The new semester is underway, and I’ve got a crop of 16 students. They’re all new to me save two, which is a nice change, and after our fourth class I’m relatively happy with them so far. I’m teaching a slight variation on last semester’s syllabus, having tweaked the timing, assignments, and deliverables a bit based on what I learned in the last class. These students are all graduating in the spring, so I’ll be one of their last waypoints before they reach the outside world. It feels good to be teaching again, and I’ve added a couple of workshop/discussions to the schedule that should help them beyond the assignments we’re covering.

We have some friends who own a digital printing shop in Columbia, and over the break I went down to tour the shop and talk to them about taking on student work. It’s not the most glamorous work, and is realistically a money-loser for them in the short term, but the students have all been limited by what their campus print shop can and cannot do. My aim is to widen their horizons so that they realize there’s more than one place to produce their work. I’m also developing a workshop around the art of ordering a print job, so that they know what to ask for, what the language means, and what questions the print shop will ask them when they call.

Strangely, it sounds like I might not be teaching next semester due to scheduling issues at the school. I don’t know if they’re going to sort things out or not (I have been told on the sly that they will) but my hope is that they do.


I took a pair of Anker bluetooth headphones with me to Paraguay, and I really like them. They are actually wired together but don’t tether to my phone itself, which makes commuting easy–I constantly spend time untangling headphone cables around my messenger bag, so having something that’s up and out of the way while I’m transferring from car to train to office is wonderful. They are also the first noise-canceling headphones that actually stay in my ears during normal usage. I put them in on the plane ride and shut out the entire cabin around me; the only thing I had to worry about was clearing the air pressure in my ears.


After two months of searching, we hired a production manager at work to help keep my team on track and relieve some of the management pressure from me and my senior designer. She’s a transplant from Southern California who worked in the magazine industry for three years, so she brings a wealth of good experience to our team. We’re sorting out the logistics of equipment and seating this week, and she’s been invited to about 100 meetings over the next three weeks to talk with our internal clients and begin to understand how the organization works.

I was never trained as a manager, so this experience is a new one for me. My style to this point has been very laid back, mirroring my personality, but I’m seeing that I’ve got to step up more and become more proactive about a lot of things. Having come from a tense environment of micromanagement, I never wanted to do that to anyone else. What I have to do now is find a happy medium between being more assertive with my team and our clients and not being a domineering tyrant.

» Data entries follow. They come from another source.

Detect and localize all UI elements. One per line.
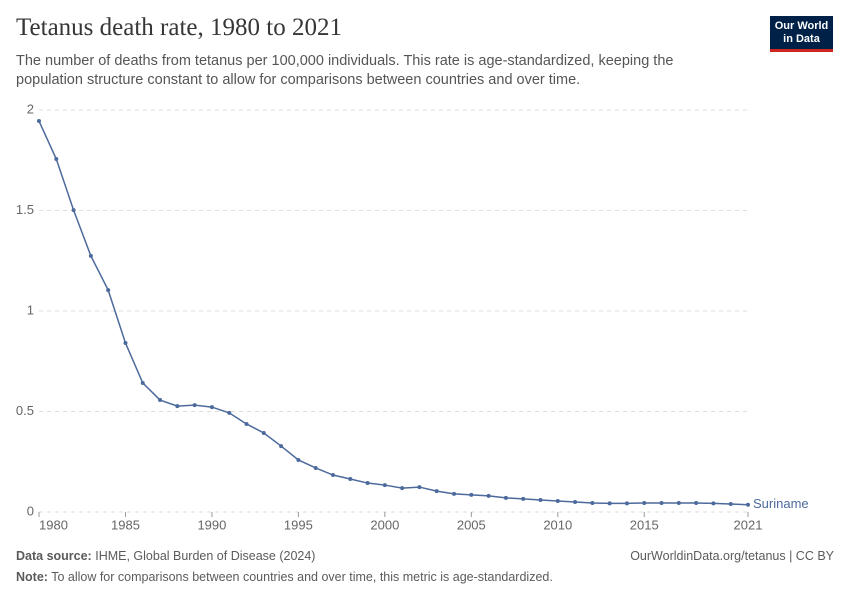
logo-text: Our World bbox=[774, 20, 829, 32]
point bbox=[746, 502, 750, 507]
chart-title: Tetanus death rate, 1980 to 2021 bbox=[16, 14, 342, 41]
point bbox=[54, 157, 59, 162]
x-tick-label: 1980 bbox=[39, 517, 68, 532]
point bbox=[279, 444, 284, 449]
point bbox=[521, 496, 526, 501]
point bbox=[348, 477, 353, 482]
point bbox=[209, 405, 214, 410]
point bbox=[106, 288, 111, 293]
x-tick-label: 2015 bbox=[630, 517, 659, 532]
x-tick-label: 1990 bbox=[197, 517, 226, 532]
logo-text: in Data bbox=[783, 33, 820, 45]
chart-subtitle: The number of deaths from tetanus per 10… bbox=[16, 53, 674, 88]
point bbox=[140, 380, 145, 385]
source-text: IHME, Global Burden of Disease (2024) bbox=[95, 549, 316, 563]
series-label: Suriname bbox=[753, 496, 809, 511]
point bbox=[244, 421, 249, 426]
point bbox=[192, 403, 197, 408]
point bbox=[607, 501, 612, 506]
logo[interactable]: Our World in Data bbox=[770, 16, 833, 52]
point bbox=[330, 473, 335, 478]
point bbox=[296, 457, 301, 462]
point bbox=[676, 500, 681, 505]
point bbox=[694, 500, 699, 505]
point bbox=[88, 253, 93, 258]
point bbox=[175, 404, 180, 409]
point bbox=[659, 500, 664, 505]
point bbox=[555, 498, 560, 503]
point bbox=[642, 500, 647, 505]
line bbox=[38, 120, 749, 506]
chart: 0 0.5 1 1.5 2 1980 1985 1990 1995 2000 2005 2010 201… bbox=[16, 101, 809, 532]
y-tick-label: 2 bbox=[27, 101, 34, 116]
point bbox=[37, 119, 41, 124]
point bbox=[624, 501, 629, 506]
point bbox=[365, 481, 370, 486]
point bbox=[728, 501, 733, 506]
x-tick-label: 1985 bbox=[111, 517, 140, 532]
point bbox=[452, 491, 457, 496]
point bbox=[123, 340, 128, 345]
x-tick-label: 2021 bbox=[734, 517, 763, 532]
point bbox=[538, 497, 543, 502]
x-tick-label: 2005 bbox=[457, 517, 486, 532]
y-tick-label: 0.5 bbox=[16, 403, 34, 418]
note-text: To allow for comparisons between countri… bbox=[51, 570, 553, 584]
x-tick-label: 2000 bbox=[370, 517, 399, 532]
x-tick-label: 2010 bbox=[543, 517, 572, 532]
source-label: Data source: bbox=[16, 549, 92, 563]
point bbox=[573, 499, 578, 504]
y-tick-label: 0 bbox=[27, 503, 34, 518]
note-label: Note: bbox=[16, 570, 48, 584]
point bbox=[711, 501, 716, 506]
point bbox=[261, 431, 266, 436]
point bbox=[417, 485, 422, 490]
point bbox=[400, 486, 405, 491]
url[interactable]: OurWorldinData.org/tetanus | CC BY bbox=[630, 549, 834, 563]
point bbox=[469, 492, 474, 497]
y-tick-label: 1 bbox=[27, 302, 34, 317]
point bbox=[382, 483, 387, 488]
point bbox=[227, 410, 232, 415]
point bbox=[590, 500, 595, 505]
point bbox=[313, 465, 318, 470]
point bbox=[503, 495, 508, 500]
source: Data source: IHME, Global Burden of Dise… bbox=[16, 549, 315, 563]
x-tick-label: 1995 bbox=[284, 517, 313, 532]
note: Note: To allow for comparisons between c… bbox=[16, 570, 553, 584]
point bbox=[434, 489, 439, 494]
point bbox=[486, 493, 491, 498]
point bbox=[158, 398, 163, 403]
point bbox=[71, 208, 76, 213]
y-tick-label: 1.5 bbox=[16, 202, 34, 217]
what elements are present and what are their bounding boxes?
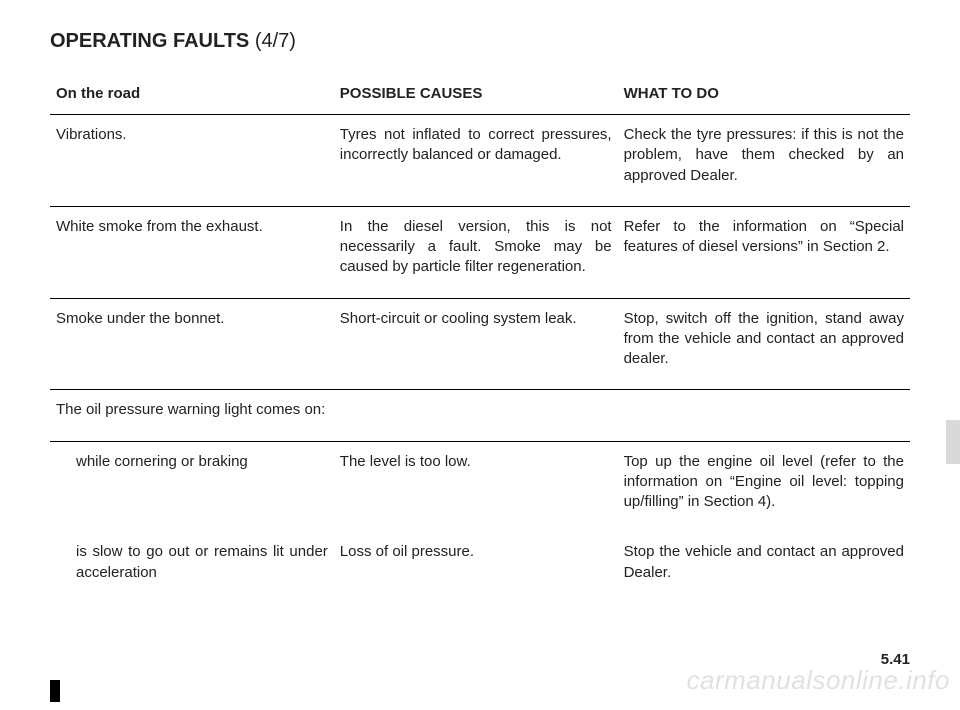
page-number: 5.41 — [881, 651, 910, 668]
side-tab — [946, 420, 960, 464]
empty-cell — [334, 390, 618, 441]
table-row-group-header: The oil pressure warning light comes on: — [50, 390, 910, 441]
fault-action: Refer to the information on “Special fea… — [618, 206, 910, 298]
table-row: is slow to go out or remains lit under a… — [50, 532, 910, 603]
fault-symptom: Vibrations. — [50, 115, 334, 207]
manual-page: OPERATING FAULTS (4/7) On the road POSSI… — [0, 0, 960, 710]
fault-action: Stop, switch off the ignition, stand awa… — [618, 298, 910, 390]
fault-cause: In the diesel version, this is not neces… — [334, 206, 618, 298]
table-row: while cornering or braking The level is … — [50, 441, 910, 532]
fault-action: Stop the vehicle and contact an approved… — [618, 532, 910, 603]
footer-mark — [50, 680, 60, 702]
fault-symptom-group: The oil pressure warning light comes on: — [50, 390, 334, 441]
fault-symptom-sub: is slow to go out or remains lit under a… — [50, 532, 334, 603]
fault-cause: Loss of oil pressure. — [334, 532, 618, 603]
fault-action: Top up the engine oil level (refer to th… — [618, 441, 910, 532]
fault-symptom: White smoke from the exhaust. — [50, 206, 334, 298]
header-possible-causes: POSSIBLE CAUSES — [334, 75, 618, 115]
table-row: White smoke from the exhaust. In the die… — [50, 206, 910, 298]
header-what-to-do: WHAT TO DO — [618, 75, 910, 115]
table-row: Smoke under the bonnet. Short-circuit or… — [50, 298, 910, 390]
fault-symptom-sub: while cornering or braking — [50, 441, 334, 532]
empty-cell — [618, 390, 910, 441]
fault-cause: Tyres not inflated to correct pressures,… — [334, 115, 618, 207]
title-sub: (4/7) — [255, 30, 296, 52]
fault-cause: Short-circuit or cooling system leak. — [334, 298, 618, 390]
page-title: OPERATING FAULTS (4/7) — [50, 30, 910, 53]
fault-symptom: Smoke under the bonnet. — [50, 298, 334, 390]
table-row: Vibrations. Tyres not inflated to correc… — [50, 115, 910, 207]
title-main: OPERATING FAULTS — [50, 30, 249, 52]
table-header-row: On the road POSSIBLE CAUSES WHAT TO DO — [50, 75, 910, 115]
faults-table: On the road POSSIBLE CAUSES WHAT TO DO V… — [50, 75, 910, 603]
fault-action: Check the tyre pressures: if this is not… — [618, 115, 910, 207]
header-on-the-road: On the road — [50, 75, 334, 115]
fault-cause: The level is too low. — [334, 441, 618, 532]
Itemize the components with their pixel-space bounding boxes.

The second contractor I had come in for the bathroom ghosted me. I’ve left him two messages but haven’t heard anything back since he came to look things over. Meanwhile I’ve got the estimate the first guy sent us to review, to see where I can cut some costs. Maybe with some tough negotiation we can bring the price down to a reasonable amount. I do know he quoted on 7 very expensive windows when we’re going to reduce the number to 5, and we don’t need top of the line models, which will save thousands. There may also be some prep work I can do to cut costs as well–when the porch was enclosed, the builders put in a thick wall below the windows and a thinner wall above the sills, making a waist-high shelf around the room. I want to shim out the walls to a consistent depth all the way around for ease of finishing and added insulation value, which I can probably handle myself.